Spore coat is a complex, multi-layer structure thus different anchoring proteins can provide variable accessibility of the presented antigen to the immune cells or antibodies. To test this, we performed ELISA with intact spores. The results show various degrees of displayed antigen accessibility to the antibodies depending on the anchoring protein (Fig 7). The highest level of antigen accessibility feature spores BTL22/24 and BTL25/26 presenting M2eH-A-S-H in fusion with CotZ/CotZ-LINKER and CgeA/CgeA-LINKER coat proteins respectively. Spores produced by strains BTL21/23 harboring M2eH-A-S-H in fusion with CotB/CotB-LINKER showed diminished accessibility of presented antigen compared with strains BTL22/24/25/26. Dramatic decrease in antigen accessibility could be observed in case of spores BTL20 (CotC-M2eH-A-S-H) which showed 4 times lower OD450 value compared with strains BTL22/24. When comparing antigen expression levels with providing accessibility of the presented antigen by different spore coat proteins, obtained results appear to be inconsistent to some extent. Protein CotC features the highest antigen load into spore coat although provides the lowest accessibility of presented antigen compared with other anchoring proteins. In contrary, CgeA provides high antigen accessibility however its antigen loading properties are diminished compared with other anchoring proteins. This observation is most probably due to the different locations which are naturally occupied by anchoring proteins in the spore coat structure. Based on the literature spore coat proteins CotZ and CgeA are formers of the outermost layer of the coat called crust [36]. This could explain high accessibility of the antigen to the antibodies despite its low abundance in the spore coat in case of the BTL25/26 spores. CotB and CotC proteins are found deeper in the spore coat structure called outer coat thus accessibility of presented antigens provided by those proteins can be diminished compared with CgeA and CotZ. Moreover, it was shown that the CotC protein features uneven distribution on the surface of spores being more abundant at the F-pole of the spore [37].

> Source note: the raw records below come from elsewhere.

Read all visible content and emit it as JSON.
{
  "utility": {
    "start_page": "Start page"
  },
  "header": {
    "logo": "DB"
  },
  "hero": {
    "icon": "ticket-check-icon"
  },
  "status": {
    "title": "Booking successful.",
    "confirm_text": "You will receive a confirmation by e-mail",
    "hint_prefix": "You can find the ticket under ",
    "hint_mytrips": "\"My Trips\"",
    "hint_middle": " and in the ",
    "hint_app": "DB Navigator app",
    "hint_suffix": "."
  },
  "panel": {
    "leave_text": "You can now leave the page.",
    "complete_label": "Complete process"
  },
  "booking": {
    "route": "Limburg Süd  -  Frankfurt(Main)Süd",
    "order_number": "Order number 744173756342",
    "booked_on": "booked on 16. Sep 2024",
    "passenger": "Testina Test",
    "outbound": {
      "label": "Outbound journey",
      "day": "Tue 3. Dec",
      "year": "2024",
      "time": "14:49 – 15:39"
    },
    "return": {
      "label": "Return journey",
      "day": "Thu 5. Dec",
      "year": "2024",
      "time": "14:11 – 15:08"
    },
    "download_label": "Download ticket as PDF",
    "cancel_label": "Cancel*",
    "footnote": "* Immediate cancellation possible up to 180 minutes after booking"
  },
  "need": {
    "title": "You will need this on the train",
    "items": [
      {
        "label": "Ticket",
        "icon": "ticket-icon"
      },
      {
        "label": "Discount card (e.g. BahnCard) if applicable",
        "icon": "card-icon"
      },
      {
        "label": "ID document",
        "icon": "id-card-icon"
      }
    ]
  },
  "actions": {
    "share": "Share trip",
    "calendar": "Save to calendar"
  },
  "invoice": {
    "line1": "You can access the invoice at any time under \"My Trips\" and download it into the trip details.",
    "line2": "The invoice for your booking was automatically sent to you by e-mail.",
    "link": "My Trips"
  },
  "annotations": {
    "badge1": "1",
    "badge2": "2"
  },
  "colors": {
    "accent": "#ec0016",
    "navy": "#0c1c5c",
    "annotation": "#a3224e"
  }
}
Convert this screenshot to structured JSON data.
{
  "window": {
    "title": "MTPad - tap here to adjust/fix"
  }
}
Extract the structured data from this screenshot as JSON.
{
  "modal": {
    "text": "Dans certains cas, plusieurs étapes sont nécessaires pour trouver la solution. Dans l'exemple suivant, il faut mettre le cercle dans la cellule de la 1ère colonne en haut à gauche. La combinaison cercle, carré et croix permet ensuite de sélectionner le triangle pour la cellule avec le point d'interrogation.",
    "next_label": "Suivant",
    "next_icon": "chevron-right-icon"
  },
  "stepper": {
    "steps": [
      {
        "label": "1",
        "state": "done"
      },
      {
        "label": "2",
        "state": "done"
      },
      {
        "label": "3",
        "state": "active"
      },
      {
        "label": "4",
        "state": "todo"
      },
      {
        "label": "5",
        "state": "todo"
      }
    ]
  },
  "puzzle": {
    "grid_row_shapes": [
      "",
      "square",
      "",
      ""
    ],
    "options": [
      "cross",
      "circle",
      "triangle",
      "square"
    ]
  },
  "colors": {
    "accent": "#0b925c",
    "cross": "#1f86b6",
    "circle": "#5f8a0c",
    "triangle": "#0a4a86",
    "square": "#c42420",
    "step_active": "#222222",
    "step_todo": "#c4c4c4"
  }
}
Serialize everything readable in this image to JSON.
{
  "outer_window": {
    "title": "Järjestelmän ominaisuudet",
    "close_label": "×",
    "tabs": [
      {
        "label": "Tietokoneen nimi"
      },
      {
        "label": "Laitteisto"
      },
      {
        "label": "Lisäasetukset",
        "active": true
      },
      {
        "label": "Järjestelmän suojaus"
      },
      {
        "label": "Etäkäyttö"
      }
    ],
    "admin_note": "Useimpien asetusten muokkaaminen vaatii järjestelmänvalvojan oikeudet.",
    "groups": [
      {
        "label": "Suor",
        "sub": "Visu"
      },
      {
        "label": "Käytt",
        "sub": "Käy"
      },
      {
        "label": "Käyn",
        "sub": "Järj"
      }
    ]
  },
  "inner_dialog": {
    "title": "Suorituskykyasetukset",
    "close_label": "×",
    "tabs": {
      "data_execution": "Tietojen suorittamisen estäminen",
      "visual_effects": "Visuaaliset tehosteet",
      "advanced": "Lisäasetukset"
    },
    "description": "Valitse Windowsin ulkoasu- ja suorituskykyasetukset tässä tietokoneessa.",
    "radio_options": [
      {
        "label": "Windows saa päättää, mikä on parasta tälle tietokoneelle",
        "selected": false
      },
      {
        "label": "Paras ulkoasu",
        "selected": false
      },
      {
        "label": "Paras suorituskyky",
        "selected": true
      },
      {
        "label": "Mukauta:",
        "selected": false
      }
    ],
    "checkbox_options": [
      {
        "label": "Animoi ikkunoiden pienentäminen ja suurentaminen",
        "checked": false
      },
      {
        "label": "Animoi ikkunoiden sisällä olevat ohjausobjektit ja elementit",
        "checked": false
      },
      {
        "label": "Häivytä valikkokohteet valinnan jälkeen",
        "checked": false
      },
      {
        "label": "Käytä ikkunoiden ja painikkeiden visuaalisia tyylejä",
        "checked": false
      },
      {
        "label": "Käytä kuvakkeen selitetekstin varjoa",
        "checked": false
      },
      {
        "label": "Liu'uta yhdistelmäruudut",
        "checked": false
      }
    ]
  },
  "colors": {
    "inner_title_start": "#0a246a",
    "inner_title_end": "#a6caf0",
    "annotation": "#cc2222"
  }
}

Fig 7. Antigen accessibility to antibodies in different constructs.

Fig 7

Intact spores were incubated with mouse anti-M2e primary antibody followed by incubation with goat anti-mouse IgG peroxidase secondary antibodies. 104 spores were incubated in TMB substrate solution to develop color reaction. Absorbance was measured at 450 nm and data are given as arithmetic mean with ±SD from three independent experiments.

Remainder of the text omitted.